Tuesday, March 6, 2012
Palomas Gap - Caballo Mountains
This route, an old ,narrow toll road is well known to those with Jeeps, ATVs and dirt bikes, but is probably not hiked all that often. One of the most obvious reasons why would seem to be the necessity of one of those types of vehicles just to get to some kind of reasonable starting point to begin walking.Well, this is not entirely true. We made it to our starting point on the east side of the mountains in a 2 wheel drive pick-up. The problem was was just finding our way among the maze of roads to get there. I drove past two turns and ended up using a road that turned out to not even be on the topo map I used for reference to get there. All but this last couple of miles on that road weren't particularly rough. I was using my hand held GPS with points loaded from my AllTopo software and I still wasted a half an hour or so getting off and then back on track. Since this is so far from towns and highways, I don't know if conventional GPS systems that are in use in so many vehicles will be of much use.
The hike itself is spectacular. We started out amongst the low red hills that run along much of the east side of the Caballos. These hills form a parallel low elevation range which forms a barrier that redirects the drainage from the main ridge of the Caballos for many miles into Palomas Gap Creek which flows to the north and then west cutting completely through range. We hiked along the road,which crossed the creek bed a couple of times before beginning its gradual ascent going higher and higher, a small scratch in the massive limestone layers on the south side of the Gap.
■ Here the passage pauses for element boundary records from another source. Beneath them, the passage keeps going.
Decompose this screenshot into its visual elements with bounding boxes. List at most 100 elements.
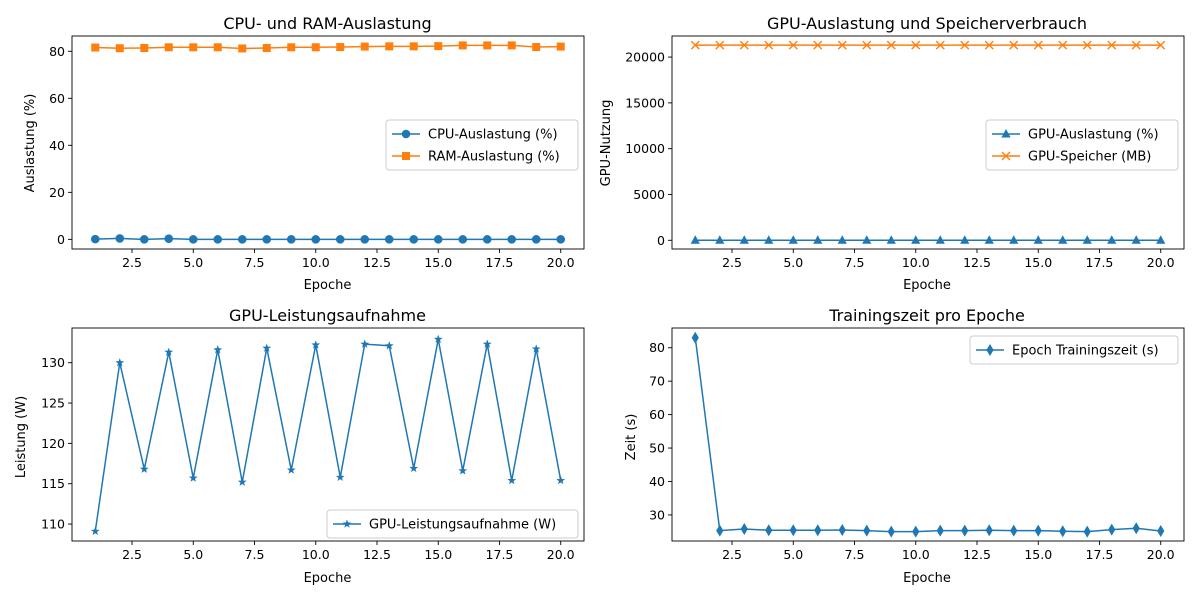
axes-frame <box>671 327 1185 542</box>
x-tick-label: 12.5 <box>363 547 391 562</box>
data-point <box>1010 524 1018 537</box>
y-axis-label: Zeit (s) <box>624 414 639 461</box>
marker-stroke <box>1001 151 1011 161</box>
data-point <box>507 235 517 244</box>
marker-stroke <box>788 40 798 50</box>
data-point <box>311 43 320 52</box>
data-point <box>739 40 749 50</box>
y-tick-label: 125 <box>41 396 65 411</box>
data-point <box>433 334 443 344</box>
x-tick-label: 7.5 <box>245 255 265 270</box>
data-point <box>286 235 296 244</box>
y-tick-label: 0 <box>657 233 665 248</box>
data-point <box>188 235 198 244</box>
data-point <box>985 524 993 537</box>
data-point <box>336 43 345 52</box>
data-point <box>556 475 566 485</box>
y-tick-label: 110 <box>41 517 65 532</box>
axes-frame <box>71 327 585 542</box>
data-point <box>960 235 970 244</box>
data-point <box>409 235 419 244</box>
legend-label: CPU-Auslastung (%) <box>428 128 558 143</box>
x-tick-label: 10.0 <box>902 255 930 270</box>
y-tick-label: 80 <box>649 340 665 355</box>
data-point <box>788 40 798 50</box>
data-point <box>188 473 198 482</box>
marker-stroke <box>1033 40 1043 50</box>
x-tick-label: 5.0 <box>183 547 203 562</box>
chart-gpu-memory: GPU-Auslastung und Speicherverbrauch Epo… <box>599 14 1185 293</box>
data-point <box>715 40 725 50</box>
marker-stroke <box>1131 40 1141 50</box>
data-point <box>1033 40 1043 50</box>
data-point <box>556 42 565 51</box>
data-point <box>690 40 700 50</box>
data-point <box>360 235 370 244</box>
data-point <box>458 466 468 475</box>
legend-label: GPU-Leistungsaufnahme (W) <box>369 518 556 533</box>
marker-stroke <box>1107 40 1117 50</box>
x-tick-label: 7.5 <box>245 547 265 562</box>
x-tick-label: 2.5 <box>122 547 142 562</box>
data-point <box>813 235 823 244</box>
y-tick-label: 50 <box>649 441 665 456</box>
y-axis-label: Leistung (W) <box>14 396 29 478</box>
data-point <box>409 463 419 473</box>
data-point <box>1009 40 1019 50</box>
legend-item: GPU-Leistungsaufnahme (W) <box>333 518 556 533</box>
data-point <box>532 43 541 52</box>
y-tick-label: 60 <box>49 91 65 106</box>
data-point <box>507 41 516 50</box>
data-point <box>482 339 492 348</box>
data-point <box>164 347 174 356</box>
data-point <box>164 234 174 243</box>
data-point <box>90 526 100 536</box>
data-point <box>739 235 749 244</box>
marker-stroke <box>764 40 774 50</box>
data-point <box>1083 525 1091 538</box>
data-point <box>262 43 271 52</box>
x-axis-label: Epoche <box>903 278 951 293</box>
x-tick-label: 17.5 <box>486 255 514 270</box>
legend-box <box>385 119 579 171</box>
series-line <box>94 339 562 532</box>
data-point <box>788 235 798 244</box>
y-tick-label: 115 <box>41 476 65 491</box>
y-tick-label: 130 <box>41 355 65 370</box>
data-point <box>360 42 369 51</box>
x-tick-label: 10.0 <box>302 547 330 562</box>
data-point <box>384 235 394 244</box>
data-point <box>1132 522 1140 535</box>
y-tick-label: 20000 <box>625 50 665 65</box>
data-point <box>935 235 945 244</box>
data-point <box>1001 151 1011 161</box>
data-point <box>262 235 272 244</box>
x-tick-label: 5.0 <box>183 255 203 270</box>
y-axis-label: Auslastung (%) <box>23 94 38 193</box>
x-tick-label: 15.0 <box>424 255 452 270</box>
data-point <box>911 235 921 244</box>
x-tick-label: 17.5 <box>1086 255 1114 270</box>
legend: CPU-Auslastung (%) RAM-Auslastung (%) <box>385 119 579 171</box>
data-point <box>1108 523 1116 536</box>
data-point <box>556 235 566 244</box>
data-point <box>360 339 370 348</box>
y-tick-label: 60 <box>649 407 665 422</box>
marker-stroke <box>911 40 921 50</box>
data-point <box>814 524 822 537</box>
x-tick-label: 7.5 <box>845 255 865 270</box>
legend-item: CPU-Auslastung (%) <box>392 128 558 143</box>
data-point <box>213 345 223 354</box>
data-point <box>458 41 467 50</box>
marker-stroke <box>862 40 872 50</box>
data-point <box>213 43 222 52</box>
series-line <box>95 44 561 50</box>
data-point <box>115 358 125 367</box>
marker-stroke <box>1082 40 1092 50</box>
data-point <box>342 519 352 528</box>
x-tick-label: 7.5 <box>845 547 865 562</box>
chart-cpu-ram: CPU- und RAM-Auslastung Epoche Auslastun… <box>23 14 585 293</box>
chart-title: CPU- und RAM-Auslastung <box>223 14 431 33</box>
data-point <box>1107 40 1117 50</box>
axes-frame <box>671 35 1185 250</box>
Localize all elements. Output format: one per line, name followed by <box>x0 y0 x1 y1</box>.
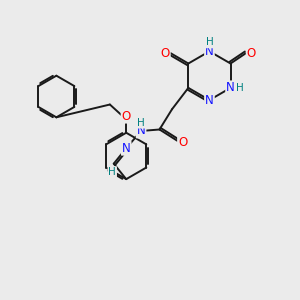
Text: H: H <box>108 167 116 177</box>
Text: H: H <box>137 118 145 128</box>
Text: N: N <box>122 142 130 155</box>
Text: N: N <box>226 81 235 94</box>
Text: H: H <box>206 38 213 47</box>
Text: O: O <box>178 136 187 149</box>
Text: O: O <box>247 46 256 60</box>
Text: N: N <box>205 45 214 58</box>
Text: N: N <box>137 124 146 137</box>
Text: H: H <box>236 83 243 93</box>
Text: O: O <box>122 110 131 123</box>
Text: O: O <box>160 46 170 60</box>
Text: N: N <box>205 94 214 106</box>
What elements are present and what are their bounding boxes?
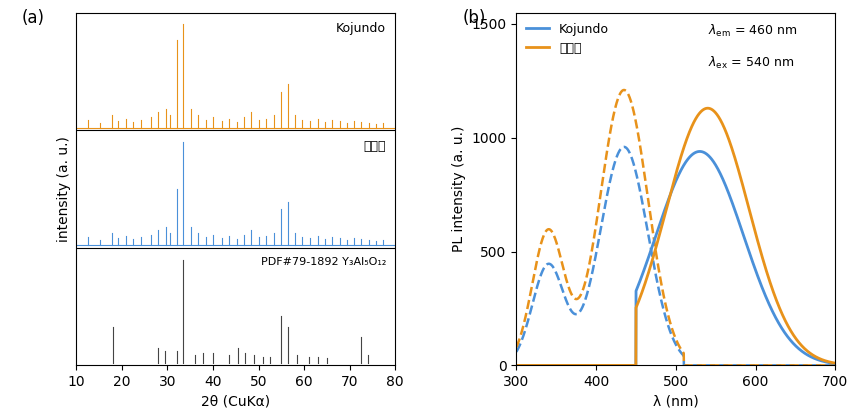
Text: Kojundo: Kojundo xyxy=(336,22,386,35)
Text: $\lambda_\mathrm{ex}$ = 540 nm: $\lambda_\mathrm{ex}$ = 540 nm xyxy=(708,55,794,71)
X-axis label: λ (nm): λ (nm) xyxy=(653,395,699,409)
Y-axis label: PL intensity (a. u.): PL intensity (a. u.) xyxy=(452,126,466,252)
Y-axis label: intensity (a. u.): intensity (a. u.) xyxy=(57,136,70,242)
Legend: Kojundo, 국내산: Kojundo, 국내산 xyxy=(522,19,612,59)
Text: $\lambda_\mathrm{em}$ = 460 nm: $\lambda_\mathrm{em}$ = 460 nm xyxy=(708,23,797,39)
Text: 국내산: 국내산 xyxy=(364,139,386,152)
Text: (a): (a) xyxy=(22,9,45,27)
Text: PDF#79-1892 Y₃Al₅O₁₂: PDF#79-1892 Y₃Al₅O₁₂ xyxy=(260,257,386,267)
X-axis label: 2θ (CuKα): 2θ (CuKα) xyxy=(201,395,271,409)
Text: (b): (b) xyxy=(462,9,486,27)
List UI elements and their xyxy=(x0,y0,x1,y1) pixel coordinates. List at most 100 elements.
At its highest point we were probably 500 feet above the dry waterfalls of the creek bottom,with peaks rising 1500 feet above us. We chatted pleasantly with a fellow who stopped whatever adventure he was bound for on his ATV, and I thought I might need to get one of those things for my old age. We made it over to the point where the road begins to do some really long descending switchbacks on the east side. We could see the Rio Grande, the small town of Palomas, and the snow covered Black Range beyond.
After we'd turned around and were heading back, I thought if it weren't for difficulty of access and it's being so far from any population center, this canyon would be a destination. But it isn't. The lone ATVer was the only person we met. And as almost always, it seemed most right to enjoy the desert in solitude. Note: this hike is almost entirely without shade, except in a few spots where it is formed by the road cut itself. Also, although the canyon itself looks like an interesting hike, there several high waterfalls that may require rapelling with a rope or at least some extraordinary rock scrambling skills.